Mixed in with the relics of the war and of life in the 50s and 60s was a particularly gruesome curiosity that held my fascination nearly as firmly as the gory sleaze of Gasm magazine. It was just one of those ugly heads made out of a coconut, some useless and tacky souvenir grandpa and grandma had picked up one year on a vacation down south to Florida. But the thing was ugly. It had feathers glued all over the top of its head, hideous eyes, and most chilling of all, actual human teeth glued haphazardly into the rough-hewn mouth.

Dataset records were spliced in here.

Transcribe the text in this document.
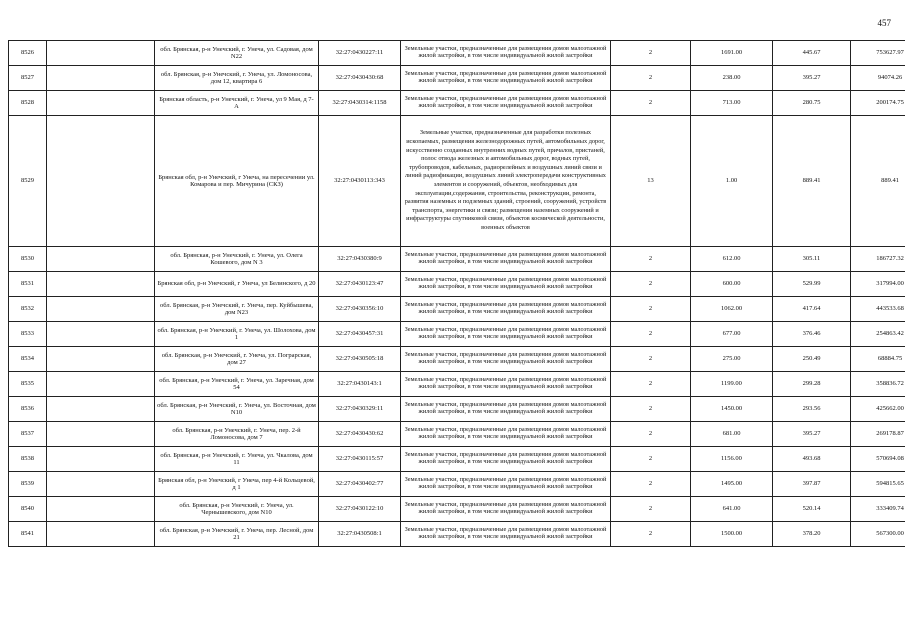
457
8526		обл. Брянская, р-н Унечский, г. Унеча, ул. Садовая, дом N22	32:27:0430227:11	Земельные участки, предназначенные для размещения домов малоэтажной жилой застройки, в том числе индивидуальной жилой застройки	2	1691.00	445.67	753627.97
8527		обл. Брянская, р-н Унечский, г. Унеча, ул. Ломоносова, дом 12, квартира 6	32:27:0430430:68	Земельные участки, предназначенные для размещения домов малоэтажной жилой застройки, в том числе индивидуальной жилой застройки	2	238.00	395.27	94074.26
8528		Брянская область, р-н Унечский, г. Унеча, ул 9 Мая, д 7-А	32:27:0430314:1158	Земельные участки, предназначенные для размещения домов малоэтажной жилой застройки, в том числе индивидуальной жилой застройки	2	713.00	280.75	200174.75
8529		Брянская обл, р-н Унечский, г Унеча, на пересечении ул. Комарова и пер. Мичурина (СКЗ)	32:27:0430113:343	Земельные участки, предназначенные для разработки полезных ископаемых, размещения железнодорожных путей, автомобильных дорог, искусственно созданных внутренних водных путей, причалов, пристаней, полос отвода железных и автомобильных дорог, водных путей, трубопроводов, кабельных, радиорелейных и воздушных линий связи и линий радиофикации, воздушных линий электропередачи конструктивных элементов и сооружений, объектов, необходимых для эксплуатации,содержания, строительства, реконструкции, ремонта, развития наземных и подземных зданий, строений, сооружений, устройств транспорта, энергетики и связи; размещения наземных сооружений и инфраструктуры спутниковой связи, объектов космической деятельности, военных объектов	13	1.00	889.41	889.41
8530		обл. Брянская, р-н Унечский, г. Унеча, ул. Олега Кошевого, дом N 3	32:27:0430380:9	Земельные участки, предназначенные для размещения домов малоэтажной жилой застройки, в том числе индивидуальной жилой застройки	2	612.00	305.11	186727.32
8531		Брянская обл, р-н Унечский, г Унеча, ул Белинского, д 20	32:27:0430123:47	Земельные участки, предназначенные для размещения домов малоэтажной жилой застройки, в том числе индивидуальной жилой застройки	2	600.00	529.99	317994.00
8532		обл. Брянская, р-н Унечский, г. Унеча, пер. Куйбышева, дом N23	32:27:0430356:10	Земельные участки, предназначенные для размещения домов малоэтажной жилой застройки, в том числе индивидуальной жилой застройки	2	1062.00	417.64	443533.68
8533		обл. Брянская, р-н Унечский, г. Унеча, ул. Шолохова, дом 1	32:27:0430457:31	Земельные участки, предназначенные для размещения домов малоэтажной жилой застройки, в том числе индивидуальной жилой застройки	2	677.00	376.46	254863.42
8534		обл. Брянская, р-н Унечский, г. Унеча, ул. Пограрская, дом 27	32:27:0430505:18	Земельные участки, предназначенные для размещения домов малоэтажной жилой застройки, в том числе индивидуальной жилой застройки	2	275.00	250.49	68884.75
8535		обл. Брянская, р-н Унечский, г. Унеча, ул. Заречная, дом 54	32:27:0430143:1	Земельные участки, предназначенные для размещения домов малоэтажной жилой застройки, в том числе индивидуальной жилой застройки	2	1199.00	299.28	358836.72
8536		обл. Брянская, р-н Унечский, г. Унеча, ул. Восточная, дом N10	32:27:0430329:11	Земельные участки, предназначенные для размещения домов малоэтажной жилой застройки, в том числе индивидуальной жилой застройки	2	1450.00	293.56	425662.00
8537		обл. Брянская, р-н Унечский, г. Унеча, пер. 2-й Ломоносова, дом 7	32:27:0430430:62	Земельные участки, предназначенные для размещения домов малоэтажной жилой застройки, в том числе индивидуальной жилой застройки	2	681.00	395.27	269178.87
8538		обл. Брянская, р-н Унечский, г. Унеча, ул. Чкалова, дом 11	32:27:0430115:57	Земельные участки, предназначенные для размещения домов малоэтажной жилой застройки, в том числе индивидуальной жилой застройки	2	1156.00	493.68	570694.08
8539		Брянская обл, р-н Унечский, г Унеча, пер 4-й Кольцевой, д 1	32:27:0430402:77	Земельные участки, предназначенные для размещения домов малоэтажной жилой застройки, в том числе индивидуальной жилой застройки	2	1495.00	397.87	594815.65
8540		обл. Брянская, р-н Унечский, г. Унеча, ул. Чернышевского, дом N10	32:27:0430122:10	Земельные участки, предназначенные для размещения домов малоэтажной жилой застройки, в том числе индивидуальной жилой застройки	2	641.00	520.14	333409.74
8541		обл. Брянская, р-н Унечский, г. Унеча, пер. Лесной, дом 21	32:27:0430508:1	Земельные участки, предназначенные для размещения домов малоэтажной жилой застройки, в том числе индивидуальной жилой застройки	2	1500.00	378.20	567300.00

I wasn’t exactly a well-traveled kid at the time, so I didn’t even know what a coconut looked like still inside its shell and not made into a radio or a car by the Professor on Gilligan’s Island. This would prove to be a mortal weakness.
“You don’t want to go messing around with that,” my grandfather once admonished me in an attempt to keep me from scaling the rickety shelves like some devil-may-care Alpinist in an attempt to get a look at that malformed head. “Do you know what it is?” And then he would smile. An evil smile, though I didn’t realize it at the time. “That’s Hitler’s head. I cut it off during the war and brought it home with me.”
“Really? No it isn’t. Really.”
“And if you go messing with it, it’ll come to life and scream at you.”
I still remember asking that bizarre question. Here I was, confronted by the disembodied head of Adolf Hitler, and the only thing that amazed me about the possibility of it coming to life and screaming at me was that it could do so in German.
“It doesn’t looked like Hitler,” I commented, still a tad bit skeptical about this wild yarn.
“That’s because we dried it out on the boat back to America.”
“Where’s his mustache?”
“I tore that off myself and sent it to Harry S. Truman.”
From that day on, I was terrified of Hitler’s head. Up late one night watching one of those They Saved Hitler’s Brain type movies with friends, I would explain to them how I knew where Hitler’s head actually was. In school, I once got in trouble for telling classmates that my grandfather had Hitler’s head in his basement, and that it would scream at you in German. My teacher—I would guess this to have been around second grade—told me the story was silly, and that my grandfather had just been pulling my leg, but what did she know?
“Who you gonna believe?” my grandpa asked me. “Her or the guy who was actually there?”
And he was right. She hadn’t seen the thing, with its foul, cracked yellow teeth and hair of green and red and blue feathers—just like the real Hitler!